Former Memphis superintendent Kriner Cash could lead New Orleans school district

Former Memphis superintendent Kriner Cash is one of three finalists being considered for the top job in Orleans Parish School District, in New Orleans.

The Times-Picayune reported last week that Cash, former New York City schools chief operating officer Veronica Conforme, and former Bermuda education minister Edmond Heatley are being considered to permanently replace Stan Smith, who has been the New Orleans district’s interim superintendent since July 2012.

The 11,000-student New Orleans school district is made up of just a fraction of public schools in the city: Louisiana’s state-run Recovery School District (RSD) runs 62 New Orleans schools, while the traditional district runs just 20, 14 of which are charter schools. Just how and when schools will return from the RSD to the New Orleans district is unclear. The superintendent job notice says candidates must have a “high tolerance for ambiguity.”

Cash may be able to cite his time in Memphis as a qualification for that requirement. Cash, who became superintendent of Memphis City Schools in 2008 and resigned last January, led the district through preparations for a merger with suburban Shelby County Schools, which involved an evolving school board and contentious debate about the future of the area’s public schools. That merger became official last July.

Cash was also chief when the district was awarded a nationally-touted $90 million teacher effectiveness grant from the Gates Foundation, as the state-run district in Tennessee took over and began running its first schools in Memphis in 2012, and as the charter sector in Memphis began to grow. 

A board had already decided not to renew Cash’s contract after the 2012-13 school year. He officially remained in an advisory role after he resigned, until July 2013. 

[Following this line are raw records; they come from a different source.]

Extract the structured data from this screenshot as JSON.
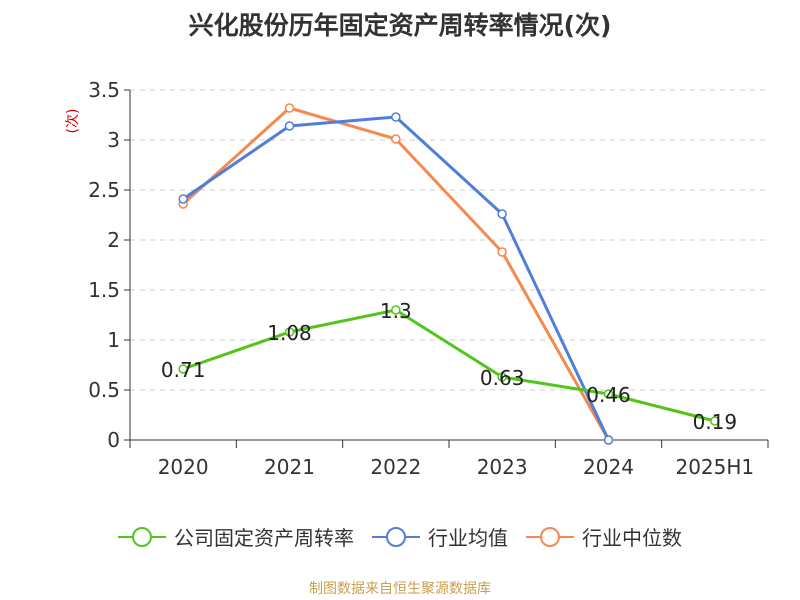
{
  "chart_data": {
    "type": "line",
    "title": "兴化股份历年固定资产周转率情况(次)",
    "ylabel": "(次)",
    "categories": [
      "2020",
      "2021",
      "2022",
      "2023",
      "2024",
      "2025H1"
    ],
    "ylim": [
      0,
      3.5
    ],
    "yticks": [
      0,
      0.5,
      1,
      1.5,
      2,
      2.5,
      3,
      3.5
    ],
    "ytick_labels": [
      "0",
      "0.5",
      "1",
      "1.5",
      "2",
      "2.5",
      "3",
      "3.5"
    ],
    "grid": "horizontal-dashed",
    "legend_position": "bottom",
    "series": [
      {
        "name": "公司固定资产周转率",
        "color": "#52c41a",
        "values": [
          0.71,
          1.08,
          1.3,
          0.63,
          0.46,
          0.19
        ],
        "labels": [
          "0.71",
          "1.08",
          "1.3",
          "0.63",
          "0.46",
          "0.19"
        ]
      },
      {
        "name": "行业均值",
        "color": "#4f7fd8",
        "values": [
          2.41,
          3.14,
          3.23,
          2.26,
          0.0,
          null
        ],
        "labels": null
      },
      {
        "name": "行业中位数",
        "color": "#f5894f",
        "values": [
          2.36,
          3.32,
          3.01,
          1.88,
          0.0,
          null
        ],
        "labels": null
      }
    ]
  },
  "footer": {
    "source": "制图数据来自恒生聚源数据库"
  }
}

Dorsey Hopson II, then the attorney of legacy Memphis City Schools, became interim superintendent after Cash’s departure and was selected to be permanent superintendent of the merged Shelby County Schools system in September. Hopson’s contract is itself up for renewal soon.

Jon Aitken, who had been superintendent of the suburban Shelby County school system before the suburban and Memphis school systems merged, also resigned last winter but remained in Shelby County, unlike Cash. Aitken will be superintendent of Collierville’s school system.

Second-round interviews for the New Orleans post will take place in June.

Correction: An earlier version of this story misstated the number of schools in the RSD. The RSD has 62 schools in New Orleans, and an additional five schools are run by the state.